Was out way too late with friends on Monday night. After feeling like I have lived at work the past few weeks - because in a sense, I have been - I slept in on Tuesday. My laziness made my initial destination moot. I wouldn't be able to get a good full tour up at Forest Lakes with the later departure time.

So I loaded up the pack and harried the Tacoma to a familiar haunt - St Mary's.

Looking down while skinning up the slope. It was about this time I began developing the first blister on the left heel.

I was expecting hurricane-force gusts once I broke out of the forest. Instead it was sunny and relatively calm. I soon began overheating. However I had a good tempo going, so instead of shedding layers, I merely unzipped and poled with my arms further akimbo.

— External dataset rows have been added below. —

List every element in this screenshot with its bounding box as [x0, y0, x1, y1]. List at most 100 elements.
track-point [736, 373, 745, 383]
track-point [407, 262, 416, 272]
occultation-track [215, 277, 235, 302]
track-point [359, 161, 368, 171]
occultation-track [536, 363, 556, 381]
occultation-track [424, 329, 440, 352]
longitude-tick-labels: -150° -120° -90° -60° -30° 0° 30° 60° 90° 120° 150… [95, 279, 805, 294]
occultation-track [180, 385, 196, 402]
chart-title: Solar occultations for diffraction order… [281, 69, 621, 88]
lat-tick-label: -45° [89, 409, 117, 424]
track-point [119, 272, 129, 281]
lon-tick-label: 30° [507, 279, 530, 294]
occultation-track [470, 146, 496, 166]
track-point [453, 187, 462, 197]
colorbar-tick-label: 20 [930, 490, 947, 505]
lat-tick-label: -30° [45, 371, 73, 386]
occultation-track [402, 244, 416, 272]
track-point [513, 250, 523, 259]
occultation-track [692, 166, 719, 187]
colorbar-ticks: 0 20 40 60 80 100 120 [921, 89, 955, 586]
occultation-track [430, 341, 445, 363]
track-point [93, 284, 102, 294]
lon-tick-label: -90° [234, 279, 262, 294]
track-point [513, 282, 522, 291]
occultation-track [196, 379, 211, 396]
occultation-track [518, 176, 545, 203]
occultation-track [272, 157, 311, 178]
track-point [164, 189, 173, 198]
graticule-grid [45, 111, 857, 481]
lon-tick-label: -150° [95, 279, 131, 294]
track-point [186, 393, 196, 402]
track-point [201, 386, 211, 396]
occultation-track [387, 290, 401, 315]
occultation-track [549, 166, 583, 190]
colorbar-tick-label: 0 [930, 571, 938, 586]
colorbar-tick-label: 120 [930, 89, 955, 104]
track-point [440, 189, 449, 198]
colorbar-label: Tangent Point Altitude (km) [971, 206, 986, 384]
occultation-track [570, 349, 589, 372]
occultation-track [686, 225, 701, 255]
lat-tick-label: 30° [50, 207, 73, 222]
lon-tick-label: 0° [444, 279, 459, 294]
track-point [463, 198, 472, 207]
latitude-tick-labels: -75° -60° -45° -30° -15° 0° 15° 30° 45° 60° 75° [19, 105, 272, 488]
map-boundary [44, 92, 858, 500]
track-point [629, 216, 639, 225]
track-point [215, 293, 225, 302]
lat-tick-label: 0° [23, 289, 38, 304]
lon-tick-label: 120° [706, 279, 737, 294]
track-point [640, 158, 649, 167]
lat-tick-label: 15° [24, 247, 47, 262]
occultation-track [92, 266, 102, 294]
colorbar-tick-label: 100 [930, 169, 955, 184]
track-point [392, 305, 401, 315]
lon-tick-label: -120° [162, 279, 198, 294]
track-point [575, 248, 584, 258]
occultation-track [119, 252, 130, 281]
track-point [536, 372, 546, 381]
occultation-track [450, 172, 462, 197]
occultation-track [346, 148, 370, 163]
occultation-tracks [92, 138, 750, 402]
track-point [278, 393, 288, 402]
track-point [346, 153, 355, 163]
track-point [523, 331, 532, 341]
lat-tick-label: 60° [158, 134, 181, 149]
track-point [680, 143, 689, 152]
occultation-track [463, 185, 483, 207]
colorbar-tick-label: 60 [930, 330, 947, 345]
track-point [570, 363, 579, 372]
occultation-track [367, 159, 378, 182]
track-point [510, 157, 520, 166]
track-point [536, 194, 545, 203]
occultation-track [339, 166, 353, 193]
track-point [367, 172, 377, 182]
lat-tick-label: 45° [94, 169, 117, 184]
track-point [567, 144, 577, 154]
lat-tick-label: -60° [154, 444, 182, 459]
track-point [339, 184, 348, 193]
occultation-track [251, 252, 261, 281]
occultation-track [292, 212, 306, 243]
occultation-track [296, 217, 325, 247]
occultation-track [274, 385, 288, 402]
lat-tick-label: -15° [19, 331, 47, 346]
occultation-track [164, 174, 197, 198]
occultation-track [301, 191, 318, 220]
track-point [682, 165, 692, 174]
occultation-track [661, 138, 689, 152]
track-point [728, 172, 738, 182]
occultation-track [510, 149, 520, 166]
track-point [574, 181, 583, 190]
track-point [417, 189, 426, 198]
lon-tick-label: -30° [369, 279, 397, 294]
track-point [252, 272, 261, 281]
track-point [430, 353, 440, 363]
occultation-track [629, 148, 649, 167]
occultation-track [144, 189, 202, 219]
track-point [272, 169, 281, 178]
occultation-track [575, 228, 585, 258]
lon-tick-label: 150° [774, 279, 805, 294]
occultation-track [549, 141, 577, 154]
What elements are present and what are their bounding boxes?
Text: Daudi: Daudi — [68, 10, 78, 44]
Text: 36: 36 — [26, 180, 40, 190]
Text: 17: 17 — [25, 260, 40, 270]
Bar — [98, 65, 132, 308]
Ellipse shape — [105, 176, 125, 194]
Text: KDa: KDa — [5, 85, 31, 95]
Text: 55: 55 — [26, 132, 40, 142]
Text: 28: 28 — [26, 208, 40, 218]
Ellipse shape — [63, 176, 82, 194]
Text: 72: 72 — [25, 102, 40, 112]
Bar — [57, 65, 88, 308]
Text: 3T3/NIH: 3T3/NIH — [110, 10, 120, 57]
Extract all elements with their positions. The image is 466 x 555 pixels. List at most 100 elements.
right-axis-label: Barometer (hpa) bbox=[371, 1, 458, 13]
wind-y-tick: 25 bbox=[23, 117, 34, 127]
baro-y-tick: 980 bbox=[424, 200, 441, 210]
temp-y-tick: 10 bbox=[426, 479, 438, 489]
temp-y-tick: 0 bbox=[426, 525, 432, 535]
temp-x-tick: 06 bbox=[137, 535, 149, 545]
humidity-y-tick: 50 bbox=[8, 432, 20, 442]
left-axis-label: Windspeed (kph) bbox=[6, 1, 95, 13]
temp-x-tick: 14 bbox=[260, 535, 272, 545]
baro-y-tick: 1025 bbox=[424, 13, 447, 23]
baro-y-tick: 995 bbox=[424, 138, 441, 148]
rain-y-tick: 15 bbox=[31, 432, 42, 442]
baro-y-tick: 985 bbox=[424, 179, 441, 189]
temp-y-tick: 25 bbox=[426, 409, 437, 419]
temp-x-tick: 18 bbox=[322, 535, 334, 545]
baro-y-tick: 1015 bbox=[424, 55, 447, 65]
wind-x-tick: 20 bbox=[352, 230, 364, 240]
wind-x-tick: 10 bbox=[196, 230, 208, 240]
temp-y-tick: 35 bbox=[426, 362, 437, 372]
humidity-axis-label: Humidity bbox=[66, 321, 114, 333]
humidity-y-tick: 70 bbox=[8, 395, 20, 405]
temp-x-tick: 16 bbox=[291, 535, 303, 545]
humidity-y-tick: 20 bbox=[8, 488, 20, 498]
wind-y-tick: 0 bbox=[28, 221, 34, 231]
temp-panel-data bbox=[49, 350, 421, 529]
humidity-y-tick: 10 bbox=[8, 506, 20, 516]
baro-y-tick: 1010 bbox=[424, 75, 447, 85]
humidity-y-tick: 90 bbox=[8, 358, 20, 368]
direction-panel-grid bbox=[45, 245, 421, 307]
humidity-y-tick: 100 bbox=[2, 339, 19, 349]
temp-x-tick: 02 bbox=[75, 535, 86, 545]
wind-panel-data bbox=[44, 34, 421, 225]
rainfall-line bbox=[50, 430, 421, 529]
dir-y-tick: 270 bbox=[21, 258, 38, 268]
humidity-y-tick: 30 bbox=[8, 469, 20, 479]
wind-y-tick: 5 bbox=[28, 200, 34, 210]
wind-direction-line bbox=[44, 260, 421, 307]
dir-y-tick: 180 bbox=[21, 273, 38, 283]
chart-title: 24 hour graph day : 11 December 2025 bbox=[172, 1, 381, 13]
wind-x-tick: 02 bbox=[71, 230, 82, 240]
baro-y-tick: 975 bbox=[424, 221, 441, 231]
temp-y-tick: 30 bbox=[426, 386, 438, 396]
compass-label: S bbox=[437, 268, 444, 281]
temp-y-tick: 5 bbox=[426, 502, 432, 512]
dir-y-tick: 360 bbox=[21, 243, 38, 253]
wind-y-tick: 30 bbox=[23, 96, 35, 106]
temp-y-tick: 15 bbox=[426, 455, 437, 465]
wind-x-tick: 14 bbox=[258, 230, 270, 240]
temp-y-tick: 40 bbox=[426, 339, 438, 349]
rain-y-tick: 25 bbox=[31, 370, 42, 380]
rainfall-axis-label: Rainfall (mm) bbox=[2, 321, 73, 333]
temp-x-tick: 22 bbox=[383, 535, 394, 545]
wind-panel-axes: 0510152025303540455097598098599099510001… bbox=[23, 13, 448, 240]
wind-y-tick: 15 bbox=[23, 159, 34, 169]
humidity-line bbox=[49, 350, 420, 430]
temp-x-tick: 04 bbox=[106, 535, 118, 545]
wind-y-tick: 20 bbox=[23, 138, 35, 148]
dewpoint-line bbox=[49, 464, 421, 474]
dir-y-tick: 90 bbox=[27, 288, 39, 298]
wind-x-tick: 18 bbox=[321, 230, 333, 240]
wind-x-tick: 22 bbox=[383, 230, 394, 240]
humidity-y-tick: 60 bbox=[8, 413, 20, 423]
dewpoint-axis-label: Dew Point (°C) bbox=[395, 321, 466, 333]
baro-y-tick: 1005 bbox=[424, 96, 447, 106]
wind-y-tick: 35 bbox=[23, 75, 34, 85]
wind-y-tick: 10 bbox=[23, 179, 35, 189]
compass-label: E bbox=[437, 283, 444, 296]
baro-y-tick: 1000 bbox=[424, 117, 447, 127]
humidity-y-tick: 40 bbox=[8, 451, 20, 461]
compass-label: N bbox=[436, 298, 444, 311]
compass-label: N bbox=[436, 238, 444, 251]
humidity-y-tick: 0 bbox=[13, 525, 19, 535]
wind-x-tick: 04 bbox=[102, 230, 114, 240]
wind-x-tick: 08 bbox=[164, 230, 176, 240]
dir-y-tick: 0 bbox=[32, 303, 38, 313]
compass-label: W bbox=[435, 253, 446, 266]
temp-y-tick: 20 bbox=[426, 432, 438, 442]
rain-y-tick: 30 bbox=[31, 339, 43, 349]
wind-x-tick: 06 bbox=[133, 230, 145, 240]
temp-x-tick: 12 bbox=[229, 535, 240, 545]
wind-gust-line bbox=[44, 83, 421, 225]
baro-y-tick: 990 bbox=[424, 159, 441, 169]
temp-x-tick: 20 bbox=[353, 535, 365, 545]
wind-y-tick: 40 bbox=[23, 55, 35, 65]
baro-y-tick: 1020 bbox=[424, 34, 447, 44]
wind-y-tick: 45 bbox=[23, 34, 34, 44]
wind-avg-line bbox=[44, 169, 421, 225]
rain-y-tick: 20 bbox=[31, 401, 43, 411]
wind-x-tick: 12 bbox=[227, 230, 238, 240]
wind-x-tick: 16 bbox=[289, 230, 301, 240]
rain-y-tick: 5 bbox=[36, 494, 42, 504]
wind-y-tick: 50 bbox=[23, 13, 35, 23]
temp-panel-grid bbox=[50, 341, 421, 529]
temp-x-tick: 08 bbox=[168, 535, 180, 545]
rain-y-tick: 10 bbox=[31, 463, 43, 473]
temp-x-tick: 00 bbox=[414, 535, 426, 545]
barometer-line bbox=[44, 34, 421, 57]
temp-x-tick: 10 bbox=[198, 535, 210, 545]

I quickly caught up to a couple of hikers - I'd call them snowshoers but the snow was so firm, they merely carried the snowshoes - whom I spied taking off down the trail as I pulled into the parking lot. We talked for about 10 minutes and I offered some good snowshoeing destinations when queried.

When I realized that we were going about the same pace, I stopped for a bit to let them get ahead and enjoy some solitude. I felt foolish for having my probe and avy shovel, because the snow was bulletproof sustrugi - frozen wind-sculpted waves. The texture is completely unpliable and if you don't stay focused and scout a good line of least resistance, can result in some dangerous skiing.

Pretty for pictures, pain for skiing

It was a good tour and I stopped on the flats at the top of the "glacier" where it expands into a giant tundra leading in several directions for miles. My stopping point wasn't dictated by stamina nor fatigue; I was entertaining the idea of skiing up the slopes of James Peak - I felt that good. Instead it was the snow got more wild, more bulletproof - would that be missile-proof? - and I knew that skiing down what I already came up was going to be a strenuous task for my quads.

James Peak. A pretty view from the top. Very seldom does it have good snow for skiing.

Mount Bancroft. A fun mountain I'd like to scale this spring. Some nice technical steps, as Rak would attest to.

The ski run down was as how I prophesied; challenging and bouncy. I had to actually jump turn at one point to avoid a mawing hole in my way. But no torn ACLs and only one skid out on the final bomb back to the lake.

My line down. To skier right, above the rocks was filled with stored energy, waiting for catalyst to instigate a fracture line. A few smaller ones sheared on the other side of center.

Some alpine texture

The National - Mr November

05 December 2008

Powder shots

Tuesday I made the plunge. While I said, and truly believed, I wouldn't go resort skiing until after the New Year, I was too tempted to not make the drive up I-70. Loveland Ski Area reported almost four feet of snow over the previous weekend. A friend confirmed that the snow was spectacular when she went up on Monday.

It was good to get the first turns in. And yes, the snow was glorious and the ski area was less crowded than I expected; the benefit of having a Tuesday off.

It got a bit windy later in the afternoon, as evident by the above video. That was taken off the top of Chair 2.

I found out that I was a day premature. John Sellers, the PR guru at Loveland, informed me they opened up Chair 4 - where some of my favorite terrain is located - the next day. Also Chair 8 opened up later in the week as well. That leaves only Chair 9 as the lift not yet operating.